John Doyle was one of the many caricaturists who had drifted into satirical print-making while pursuing a career as a serious artist. He had a reasonably good pedigree, having served as a pupil of the landscape painter Gaspare Gabrielli and studied under John Comer Field at the Royal Dublin Society, but failed to establish himself as a major figure on the metropolitan art scene after relocating to London in 1822. By 1827 Doyle was engraving satirical plates for the printseller Thomas McLean’s shop in the Haymarket and it was to be in this field that he would achieve his greatest critical and commercial success. His Political Sketches of HB series was to remain in continuous publication from 1829 until 1849 and is possibly the only significant body of satirical work to have survived the transition from the Georgian to the Victorian era.

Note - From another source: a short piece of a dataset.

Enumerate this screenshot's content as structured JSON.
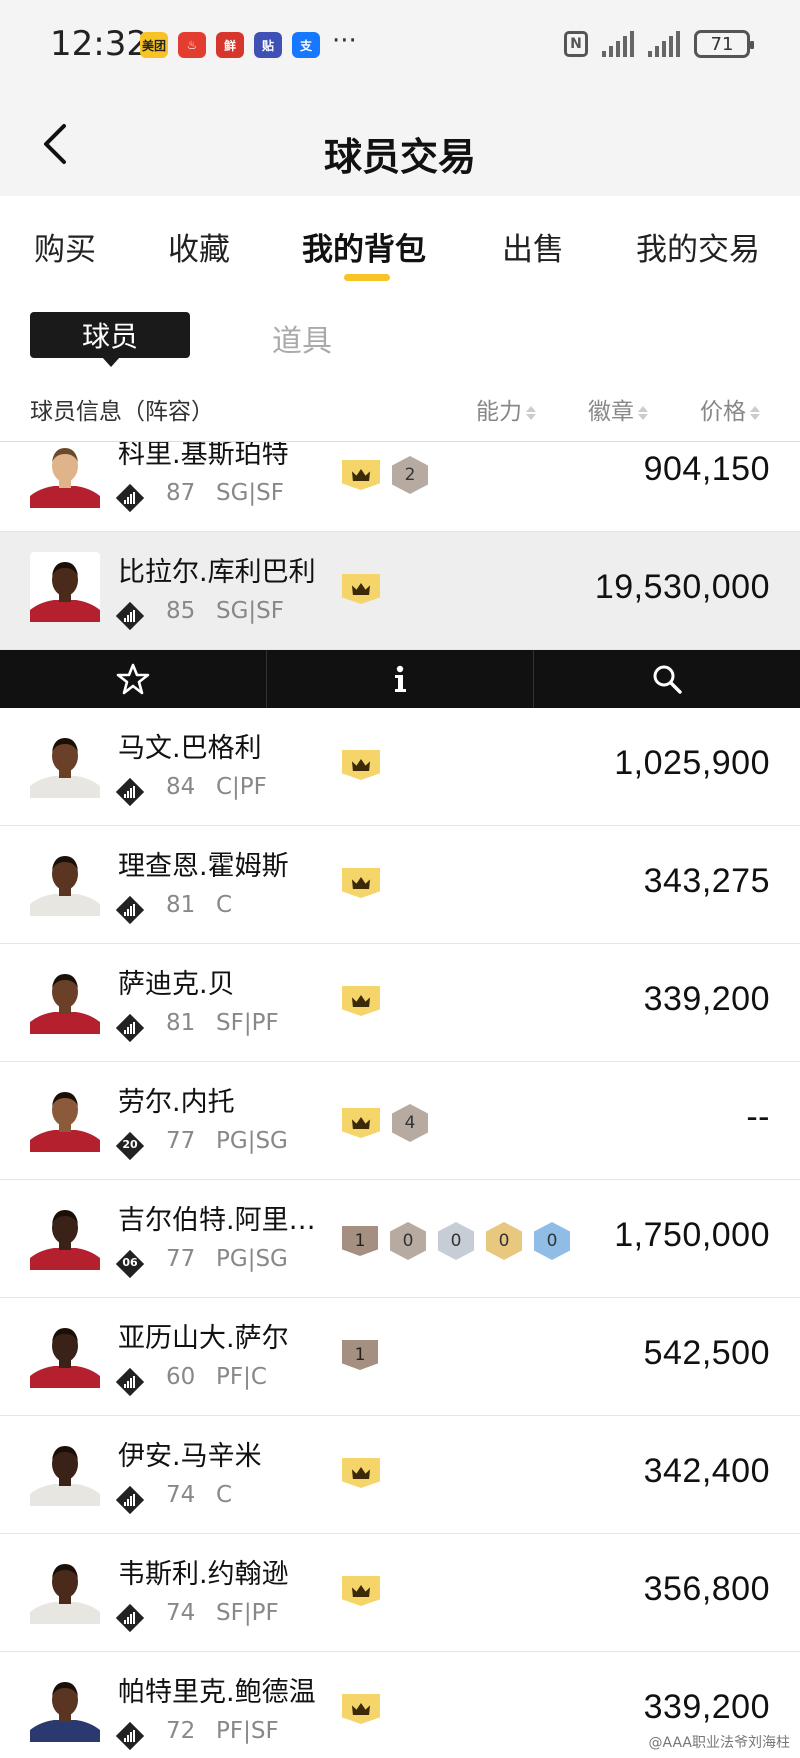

While he may never broken through to foremost ranks of the late-Hanoverian art world, Doyle was still an artist of considerable talent and would continue to produce and sell paintings for the remainder of his life. He painted this nocturnal landscape scene in 1828, a year which perhaps marks the point at which the focus of his career transferred from the world of high art to that of commercial publishing. The Italianate style of the picture hints at Gabrielli’s influence on Doyle’s development as an artist and it is also heavily indebted to the works of Sebastian Pether and the young J.M.W. Turner. The painting is signed and dated lower right ‘J. Doyle 1828′ and is expected to fetch somewhere in the region of £4,000 – £5,000.